Respirer de la fumée de cannabis serait pire que le tabagisme passif

Une nouvelle étude affirme que la fumée de joint serait trois fois plus toxique que la fumée de tabac. Mais est-elle vraiment sérieuse ?
03 août 2016, 10:01am
Photo: Pixabay.

Rester quelques minutes dans un aquarium vous permettra peut-être de vous défoncer à moindre frais, mais avez-vous déjà songé aux effets secondaires ? Des études précédentes indiquent que l'exposition passive et prolongée à la fumée de cannabis ne provoque qu'une intoxication légère, mais une étude récente suggère qu'en réalité, la fumée de weed serait bien pire pour la santé que la fumée de cigarette.

L'étude, publiée la semaine dernière par l'American Heart Association, montre que lorsque des rats sont exposés à la fumée de cannabis pendant une minute, leurs vaisseaux sanguins mettent trois fois plus de temps à retrouver un fonctionnement normal que lorsqu'ils sont exposés à de la fumée de cigarette. Après une minute d'exposition, il faut en effet 90 minutes aux artères des animaux pour retrouver un diamètre et une activité idoine, contre 30 minutes avec la fumée de tabac.

« De nombreuses personnes évitent de s'exposer à la fumée de tabac mais ne se méfient pas de la fumée de cannabis, » explique le Dr. Matthew Springer de l'UCSF, professeur de médecine et auteur principal de l'étude.

« Maintenant que le cannabis a été légalisé dans de nombreux États, les individus auront de plus en plus régulièrement l'occasion d'y être exposés de manière passive. Ceux qui fument de la marijuana pour des raisons thérapeutiques ne réalisent peut-être pas que leur famille et leurs voisins pourraient en subir les conséquences. »

La diminution de la fonction artérielle provoquée par la fumée de tabac peut avoir des conséquences à long terme, explique-t-il. Il est donc cohérent d'examiner le cas de la fumée de marijuana. Les artères transportent le sang, et donc l'oxygène au cœur de manière moins efficace, ce qui pourrait temporairement augmenter le risque d'une crise cardiaque ou d'un AVC chez une personne présentant des facteurs de risque cardio-vasculaires, ajoute Springer.

Mais une étude sur les rats peut-elle être appliquée aux humains de manière aussi expéditive ?

Springer pense que oui : « Les humains et les rats réagissent de manière similaire à l'exposition à la fumée de cigarette, et les rats réagissent de manière similaire au tabac et à l'exposition à la fumée de cannabis, » explique-t-il. « Il est donc raisonnable de penser que les humains et les rats réagissent également de manière similaire à la fumée de marijuana. »

Le cardiologue John Pippin, directeur des relations académiques auprès du Comité des médecins pour une médecine responsable, ne l'entend pas de cette oreille.
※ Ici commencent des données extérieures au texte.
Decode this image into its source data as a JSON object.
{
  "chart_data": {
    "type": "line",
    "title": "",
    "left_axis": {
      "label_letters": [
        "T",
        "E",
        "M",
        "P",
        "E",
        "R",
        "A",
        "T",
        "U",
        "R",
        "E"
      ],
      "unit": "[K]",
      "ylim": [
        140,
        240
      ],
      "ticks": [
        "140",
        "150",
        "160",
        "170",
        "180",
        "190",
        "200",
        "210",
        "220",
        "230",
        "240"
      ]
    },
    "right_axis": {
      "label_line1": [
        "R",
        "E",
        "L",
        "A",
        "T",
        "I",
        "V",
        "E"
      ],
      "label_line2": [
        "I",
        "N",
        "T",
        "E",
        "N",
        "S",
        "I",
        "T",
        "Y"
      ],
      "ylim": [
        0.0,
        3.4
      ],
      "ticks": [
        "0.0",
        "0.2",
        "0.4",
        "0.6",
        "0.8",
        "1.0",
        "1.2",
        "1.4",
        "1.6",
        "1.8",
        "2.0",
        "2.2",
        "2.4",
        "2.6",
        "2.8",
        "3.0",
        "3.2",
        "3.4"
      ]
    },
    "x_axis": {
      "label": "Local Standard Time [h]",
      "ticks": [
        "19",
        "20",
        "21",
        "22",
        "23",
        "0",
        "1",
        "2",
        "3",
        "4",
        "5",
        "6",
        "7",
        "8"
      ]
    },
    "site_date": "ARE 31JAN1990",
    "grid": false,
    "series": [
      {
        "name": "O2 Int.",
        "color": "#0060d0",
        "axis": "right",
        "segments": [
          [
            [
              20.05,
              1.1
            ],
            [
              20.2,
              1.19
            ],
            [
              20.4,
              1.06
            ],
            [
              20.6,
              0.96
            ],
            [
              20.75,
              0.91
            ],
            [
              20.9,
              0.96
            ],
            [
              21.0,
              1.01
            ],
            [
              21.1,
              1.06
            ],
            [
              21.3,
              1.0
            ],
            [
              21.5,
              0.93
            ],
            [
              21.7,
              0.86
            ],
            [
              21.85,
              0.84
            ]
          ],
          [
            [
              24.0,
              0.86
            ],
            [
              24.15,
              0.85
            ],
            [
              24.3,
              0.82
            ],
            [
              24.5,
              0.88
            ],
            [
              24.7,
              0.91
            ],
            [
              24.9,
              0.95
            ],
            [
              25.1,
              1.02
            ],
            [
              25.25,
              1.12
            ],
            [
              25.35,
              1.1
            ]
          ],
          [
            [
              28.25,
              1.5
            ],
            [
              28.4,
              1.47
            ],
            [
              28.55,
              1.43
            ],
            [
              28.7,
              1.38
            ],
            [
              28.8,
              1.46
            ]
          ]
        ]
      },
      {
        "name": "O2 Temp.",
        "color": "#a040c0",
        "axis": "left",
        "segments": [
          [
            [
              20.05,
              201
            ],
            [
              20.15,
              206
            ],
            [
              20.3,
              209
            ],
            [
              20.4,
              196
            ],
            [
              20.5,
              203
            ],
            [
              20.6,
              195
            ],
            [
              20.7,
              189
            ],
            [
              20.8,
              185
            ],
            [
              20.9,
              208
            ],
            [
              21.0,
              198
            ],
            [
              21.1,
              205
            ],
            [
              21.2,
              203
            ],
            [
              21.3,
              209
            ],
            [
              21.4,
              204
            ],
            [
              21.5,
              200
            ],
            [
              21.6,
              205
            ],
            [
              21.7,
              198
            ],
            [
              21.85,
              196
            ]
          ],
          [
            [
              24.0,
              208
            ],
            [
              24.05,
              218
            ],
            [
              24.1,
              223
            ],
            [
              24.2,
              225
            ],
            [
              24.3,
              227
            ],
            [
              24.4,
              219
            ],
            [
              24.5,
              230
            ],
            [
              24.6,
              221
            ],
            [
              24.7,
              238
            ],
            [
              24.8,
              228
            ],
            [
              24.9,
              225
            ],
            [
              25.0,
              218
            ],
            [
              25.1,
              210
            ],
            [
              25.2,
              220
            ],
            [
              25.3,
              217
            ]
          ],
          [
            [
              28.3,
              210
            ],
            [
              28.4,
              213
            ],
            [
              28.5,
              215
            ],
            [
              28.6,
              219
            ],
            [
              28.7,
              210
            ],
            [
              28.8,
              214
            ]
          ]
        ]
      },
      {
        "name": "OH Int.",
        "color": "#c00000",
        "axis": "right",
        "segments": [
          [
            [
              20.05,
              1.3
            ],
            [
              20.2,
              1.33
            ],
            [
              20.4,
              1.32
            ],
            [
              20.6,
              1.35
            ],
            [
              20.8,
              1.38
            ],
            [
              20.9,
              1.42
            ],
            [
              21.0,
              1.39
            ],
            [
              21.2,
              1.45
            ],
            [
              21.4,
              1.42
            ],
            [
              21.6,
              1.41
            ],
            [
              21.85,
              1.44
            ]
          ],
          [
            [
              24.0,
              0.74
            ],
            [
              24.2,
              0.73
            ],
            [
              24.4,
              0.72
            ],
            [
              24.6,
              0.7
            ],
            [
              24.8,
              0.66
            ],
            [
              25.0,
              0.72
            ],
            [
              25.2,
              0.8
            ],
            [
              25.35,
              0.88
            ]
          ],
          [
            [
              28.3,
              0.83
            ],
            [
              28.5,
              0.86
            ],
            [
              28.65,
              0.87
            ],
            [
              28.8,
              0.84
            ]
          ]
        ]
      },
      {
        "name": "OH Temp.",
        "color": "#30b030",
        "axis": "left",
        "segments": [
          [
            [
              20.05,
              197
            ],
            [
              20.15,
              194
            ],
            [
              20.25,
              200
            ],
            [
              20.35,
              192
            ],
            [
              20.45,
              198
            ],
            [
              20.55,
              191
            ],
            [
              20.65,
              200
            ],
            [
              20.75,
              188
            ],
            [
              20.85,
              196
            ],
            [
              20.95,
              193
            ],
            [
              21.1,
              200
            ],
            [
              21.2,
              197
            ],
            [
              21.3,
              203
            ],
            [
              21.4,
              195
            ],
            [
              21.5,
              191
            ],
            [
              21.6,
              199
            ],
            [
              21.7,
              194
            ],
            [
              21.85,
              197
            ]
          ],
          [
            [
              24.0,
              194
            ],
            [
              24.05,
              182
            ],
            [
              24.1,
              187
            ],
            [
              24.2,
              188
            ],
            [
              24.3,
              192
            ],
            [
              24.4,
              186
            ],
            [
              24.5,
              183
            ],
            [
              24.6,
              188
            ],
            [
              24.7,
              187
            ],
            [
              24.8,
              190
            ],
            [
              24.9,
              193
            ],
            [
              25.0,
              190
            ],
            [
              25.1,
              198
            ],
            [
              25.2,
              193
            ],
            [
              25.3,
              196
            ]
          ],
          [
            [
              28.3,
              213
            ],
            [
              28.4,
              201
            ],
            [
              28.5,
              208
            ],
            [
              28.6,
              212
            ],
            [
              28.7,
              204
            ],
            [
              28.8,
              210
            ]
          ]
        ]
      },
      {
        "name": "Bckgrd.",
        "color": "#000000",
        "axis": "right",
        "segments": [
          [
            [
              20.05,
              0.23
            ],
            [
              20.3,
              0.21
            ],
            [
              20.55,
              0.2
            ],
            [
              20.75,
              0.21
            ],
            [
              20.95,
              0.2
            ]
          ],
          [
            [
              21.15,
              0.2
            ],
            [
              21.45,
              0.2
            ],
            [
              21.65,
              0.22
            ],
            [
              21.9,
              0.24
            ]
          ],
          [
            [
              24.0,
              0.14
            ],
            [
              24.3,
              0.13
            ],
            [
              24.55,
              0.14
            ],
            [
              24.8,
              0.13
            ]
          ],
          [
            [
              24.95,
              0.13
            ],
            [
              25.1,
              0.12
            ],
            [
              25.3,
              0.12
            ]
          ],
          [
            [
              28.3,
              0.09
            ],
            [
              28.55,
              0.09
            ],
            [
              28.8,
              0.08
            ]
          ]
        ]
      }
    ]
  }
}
Il explique que l'inhalation de fumée provoque certes une constriction des vaisseaux sanguins, mais que le phénomène est le même qu'il s'agisse de fumée de cannabis, de tabac, de feu de camp ou même d'encens.

Il ajoute que les résultats de l'étude sur les rats sont insuffisants pour pouvoir en déduire quoi que ce soit pour les humains : les comparaisons physiologiques entre humains et rats ne sont pas fiables. De plus, ses propres recherches montrent que 95% des médicaments efficaces sur les rats échouent aux tests cliniques sur les humains.

« On ne peut déduire qu'une seule chose de cette étude : il vaut mieux éviter le bang quand on possède un rat domestique. »

« Je reste très sceptique devant ce genre d'étude. Pour moi, ces recherches sont totalement inutiles, » ajoute-t-il. « On ne peut en conclure qu'une chose : il vaut mieux éviter le bang quand on possède un rat domestique. »

Pippin précise qu'il serait pourtant facile de trouver des sujets humains pour une étude qui exigerait de leur faire respirer beaucoup, beaucoup de fumée de cannabis. Springer, quant à lui, réplique que le statut légal de la marijuana rend l'organisation d'études cliniques très compliquée.

« Évidemment, cela n'empêche personne d'organiser de nouvelles expériences sur l'influence de la fumée sur la physiologie humaine dans l'avenir. » conclue Springer. Mais respirer la fumée d'un gros feu de bois au nom de la Science, convenons-en : c'est moins fun.